The event also explored organisational changes to support diversity and Liz Seward from Airbus Space Systems discussed the LGBT and neurodiverse policies that they have incorporated, as well as the diversity targets for their managers. Airbus have reached a point where about 30 percent of their incoming engineers are women, which is about the same as the number of women leaving university with an engineering degree.

Seward also made the point that diversity means letting women be women, not forcing them to behave in the same way that men do, and that companies need a range of management styles in order to really be diverse. Mentorship and sponsors are crucial to developing female leaders.

And Allison Gardner explored the emerging problems of bias in AI due to the lack of diversity in development teams. The number of women in computer science has decreased since the 1960s, and some of the interventions to try and halt this decline have not worked.
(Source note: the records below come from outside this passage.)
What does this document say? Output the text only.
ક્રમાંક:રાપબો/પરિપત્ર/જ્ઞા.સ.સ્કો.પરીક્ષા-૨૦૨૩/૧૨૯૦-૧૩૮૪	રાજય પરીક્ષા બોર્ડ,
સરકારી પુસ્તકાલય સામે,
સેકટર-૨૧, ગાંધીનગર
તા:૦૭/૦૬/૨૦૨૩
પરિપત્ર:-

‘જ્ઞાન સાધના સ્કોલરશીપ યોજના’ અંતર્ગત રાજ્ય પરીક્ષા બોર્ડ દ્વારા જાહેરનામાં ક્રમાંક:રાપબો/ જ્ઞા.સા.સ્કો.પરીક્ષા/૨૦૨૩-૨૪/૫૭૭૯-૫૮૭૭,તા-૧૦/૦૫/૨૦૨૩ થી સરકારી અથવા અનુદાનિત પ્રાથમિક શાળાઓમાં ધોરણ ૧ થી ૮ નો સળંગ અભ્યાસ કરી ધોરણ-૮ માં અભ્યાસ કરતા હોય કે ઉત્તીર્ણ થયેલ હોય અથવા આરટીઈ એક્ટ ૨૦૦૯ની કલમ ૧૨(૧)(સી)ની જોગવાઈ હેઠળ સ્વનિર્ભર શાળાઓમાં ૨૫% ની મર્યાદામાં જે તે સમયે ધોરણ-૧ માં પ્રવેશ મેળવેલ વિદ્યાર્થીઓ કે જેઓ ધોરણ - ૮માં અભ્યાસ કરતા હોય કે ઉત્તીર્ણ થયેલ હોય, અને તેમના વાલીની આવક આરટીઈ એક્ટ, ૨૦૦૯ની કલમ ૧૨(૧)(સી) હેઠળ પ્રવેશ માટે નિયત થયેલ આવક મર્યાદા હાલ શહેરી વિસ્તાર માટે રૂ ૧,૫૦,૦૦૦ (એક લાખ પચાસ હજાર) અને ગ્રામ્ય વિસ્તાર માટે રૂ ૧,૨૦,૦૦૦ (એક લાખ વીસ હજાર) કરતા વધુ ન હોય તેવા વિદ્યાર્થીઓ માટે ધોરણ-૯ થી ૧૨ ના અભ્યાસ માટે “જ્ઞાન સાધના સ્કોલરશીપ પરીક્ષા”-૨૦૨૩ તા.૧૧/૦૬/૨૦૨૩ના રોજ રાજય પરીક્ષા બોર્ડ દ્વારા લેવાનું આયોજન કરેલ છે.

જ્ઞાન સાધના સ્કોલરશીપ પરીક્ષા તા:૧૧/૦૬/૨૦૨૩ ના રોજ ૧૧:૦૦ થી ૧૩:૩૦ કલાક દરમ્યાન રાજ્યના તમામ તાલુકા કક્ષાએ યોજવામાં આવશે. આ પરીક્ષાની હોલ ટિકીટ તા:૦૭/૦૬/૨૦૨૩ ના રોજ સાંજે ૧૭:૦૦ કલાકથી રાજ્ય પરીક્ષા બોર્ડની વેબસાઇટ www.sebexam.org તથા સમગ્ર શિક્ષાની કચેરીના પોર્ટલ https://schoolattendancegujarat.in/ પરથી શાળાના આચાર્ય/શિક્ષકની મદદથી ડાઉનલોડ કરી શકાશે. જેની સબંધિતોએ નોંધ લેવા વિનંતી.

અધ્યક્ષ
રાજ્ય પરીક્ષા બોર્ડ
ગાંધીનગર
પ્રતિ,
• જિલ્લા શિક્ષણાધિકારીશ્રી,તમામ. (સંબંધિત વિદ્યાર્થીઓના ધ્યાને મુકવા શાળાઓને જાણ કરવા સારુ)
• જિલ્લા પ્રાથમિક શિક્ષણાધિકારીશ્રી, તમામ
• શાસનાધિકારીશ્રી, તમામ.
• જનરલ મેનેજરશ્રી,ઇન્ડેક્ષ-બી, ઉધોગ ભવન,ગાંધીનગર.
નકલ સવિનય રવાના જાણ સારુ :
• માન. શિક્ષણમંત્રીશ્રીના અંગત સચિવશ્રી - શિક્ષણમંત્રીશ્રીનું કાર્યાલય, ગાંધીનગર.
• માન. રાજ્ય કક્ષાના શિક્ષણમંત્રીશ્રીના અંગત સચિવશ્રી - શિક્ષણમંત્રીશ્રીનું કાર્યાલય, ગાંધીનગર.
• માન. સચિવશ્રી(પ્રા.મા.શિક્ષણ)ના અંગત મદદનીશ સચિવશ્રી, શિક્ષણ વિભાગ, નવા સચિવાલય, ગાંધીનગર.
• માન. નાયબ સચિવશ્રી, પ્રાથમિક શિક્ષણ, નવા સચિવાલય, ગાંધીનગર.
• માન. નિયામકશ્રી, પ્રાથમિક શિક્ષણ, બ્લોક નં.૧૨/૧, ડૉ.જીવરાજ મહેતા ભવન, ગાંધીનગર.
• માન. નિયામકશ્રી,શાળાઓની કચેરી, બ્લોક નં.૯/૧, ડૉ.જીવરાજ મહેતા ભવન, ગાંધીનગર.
To try to combat this lack of diversity, Gardner has set up a women in AI network to give access to mentors and support, so that women gain more confidence in coding.

A lively Q&A followed the discussion, and we finished the evening off with drinks and the opportunity to talk further about the issues raised.

The panel:

Liz Seward, senior strategist for Space Systems at Airbus Defence and Space. She is also the Chair of Women in Aerospace Europe’s UK group, bringing together women and men who are interested in supporting and getting involved in a more diverse and equal workforce within the space sector.

Timo Hannay, founding Managing Director of SchoolDash, an education technology company based in London that provides maps, dashboards, statistics and analysis on schools in England.

Yasmin Ali, chartered chemical engineer, writer and presenter. She was awarded the Women’s Engineering Society Young Woman Engineer award in 2013 and is passionate about promoting engineering stories and careers to the public and young people.

Bella Harrison, Operations Lead at Primo Toys. Primo creates inclusive coding toys that have introduced more than 1 million children in 180 countries to computer programming in early years.

Dr Allison Gardner, Teaching Fellow at Keele University and Programme Director for the Science Foundation Year. She is a co-founder of Women Leading in AI, encouraging women to shape the debate around the use and norms of AI and big data.